Goldman Sachs was the only firm which Mr Bernanke mentioned by name. Earlier this week a Goldman Sachs boss defended the bank's 2001 debt-swap deal with Greece that may have allowed the country to mask the extent of its debt problems.
Gerald Corrigan, chairman of Goldman Sachs Bank USA, the bank's holding company, said it was "consistent" with the regulations of the time. However, speaking in the UK to the Treasury Select Committee, he admitted that "with hindsight" it should have been more transparent. The debt-swap deal was legal at the time, but has since been prohibited.
Economy analysis
The complicated "currency swap" financial deal between Greece and Goldman Sachs is already being investigated by the European Union (EU) after it was discovered by the EU statistics agency Eurostat. It is claimed that the deal enabled Greece to hide the extent of both its public deficit and national debt. The EU has given Greece until the end of February to give details of how it affected its accounts.
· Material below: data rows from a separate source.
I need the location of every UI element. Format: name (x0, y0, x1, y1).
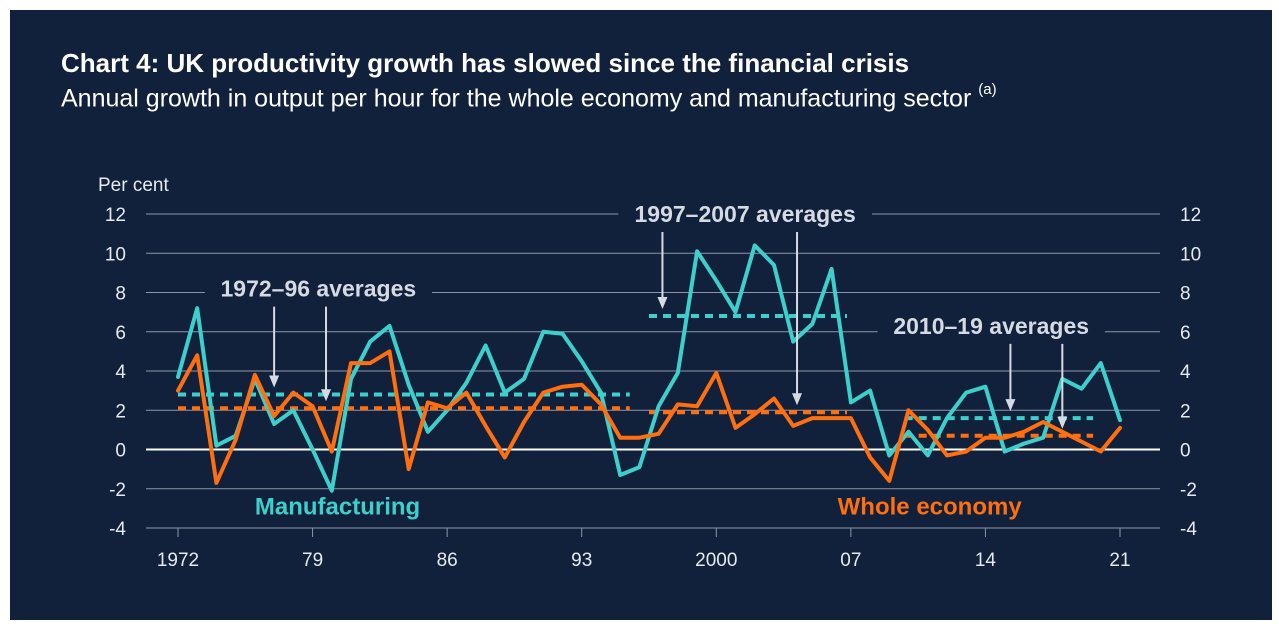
data-series (176, 243, 1122, 493)
annotation-arrow-head (321, 389, 332, 402)
annotation-arrow-head (657, 297, 668, 310)
y-tick-label-left: 0 (115, 441, 126, 462)
annotation-label: 2010–19 averages (893, 313, 1089, 339)
y-tick-label-right: 10 (1180, 244, 1201, 265)
y-tick-label-right: 8 (1180, 284, 1191, 305)
gridlines (146, 213, 1160, 537)
y-tick-label-right: 0 (1180, 441, 1191, 462)
annotation-backdrop (877, 311, 1105, 340)
annotation-arrow-head (1005, 399, 1016, 412)
y-tick-label-left: 12 (105, 205, 126, 226)
x-tick-label: 79 (302, 550, 323, 571)
subtitle-text: Annual growth in output per hour for the… (61, 84, 972, 113)
annotation-arrow-head (1057, 416, 1068, 429)
chart-title: Chart 4: UK productivity growth has slow… (61, 48, 910, 78)
y-tick-label-left: 10 (105, 244, 126, 265)
annotation-backdrop (618, 200, 872, 228)
y-tick-label-left: 6 (115, 323, 126, 344)
y-axis-title: Per cent (98, 175, 169, 196)
y-tick-label-right: -2 (1180, 480, 1197, 501)
x-tick-label: 14 (975, 550, 997, 571)
annotation-backdrop (204, 274, 432, 303)
annotation-label: 1972–96 averages (220, 276, 416, 302)
x-tick-label: 2000 (695, 550, 737, 571)
annotations: 1972–96 averages 1997–2007 averages 2010–1… (204, 200, 1105, 520)
axis-labels: -4 -4 -2 -2 0 0 2 2 4 4 6 6 8 8 10 10 12 12 Per cent 1972 79… (98, 175, 1201, 571)
y-tick-label-right: -4 (1180, 519, 1197, 540)
series-label: Manufacturing (255, 493, 420, 520)
annotation-arrow-head (269, 375, 280, 388)
x-tick-label: 1972 (157, 550, 199, 571)
y-tick-label-right: 12 (1180, 205, 1201, 226)
chart-subtitle: Annual growth in output per hour for the… (61, 81, 997, 113)
annotation-label: 1997–2007 averages (634, 201, 855, 227)
y-tick-label-left: -2 (109, 480, 126, 501)
subtitle-footnote-marker: (a) (978, 81, 997, 98)
y-tick-label-right: 6 (1180, 323, 1191, 344)
y-tick-label-right: 2 (1180, 401, 1191, 422)
y-tick-label-left: 4 (115, 362, 126, 383)
x-tick-label: 07 (840, 550, 861, 571)
series-line (176, 349, 1122, 485)
y-tick-label-left: -4 (109, 519, 126, 540)
annotation-arrow-head (792, 393, 803, 406)
x-tick-label: 86 (437, 550, 458, 571)
y-tick-label-left: 8 (115, 284, 126, 305)
y-tick-label-left: 2 (115, 401, 126, 422)
x-tick-label: 93 (571, 550, 592, 571)
y-tick-label-right: 4 (1180, 362, 1191, 383)
x-tick-label: 21 (1109, 550, 1130, 571)
series-label: Whole economy (838, 493, 1023, 520)
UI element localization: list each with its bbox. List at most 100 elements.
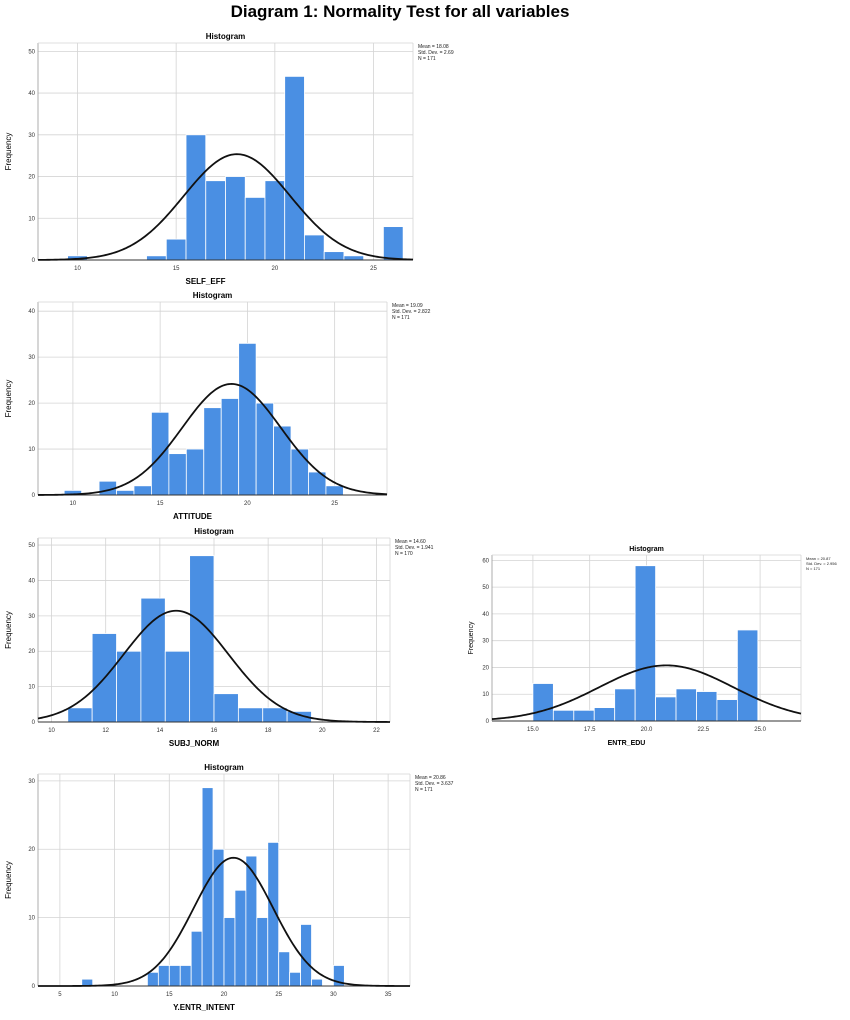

Greece's Finance Minister George Papaconstantinou also insisted last week that his country was not the only one using such financial arrangements back in 2001. Following the financial crisis, Goldman and other Wall Street firms converted from investment banks to bank holding companies. This allowed them to access government bail-out money but also put supervision of them more firmly in the Fed's hands.
"We are looking into a number of questions related to Goldman Sachs and other companies in their derivatives arrangements with Greece," Mr Bernanke said in response to a question from US Senate banking committee chairman Christopher Dodd. The Fed boss was testifying for a second day on the state of the US economy. Last Wednesday he had said interest rates would remain at record lows "for an extended period", adding there was a "nascent economic recovery".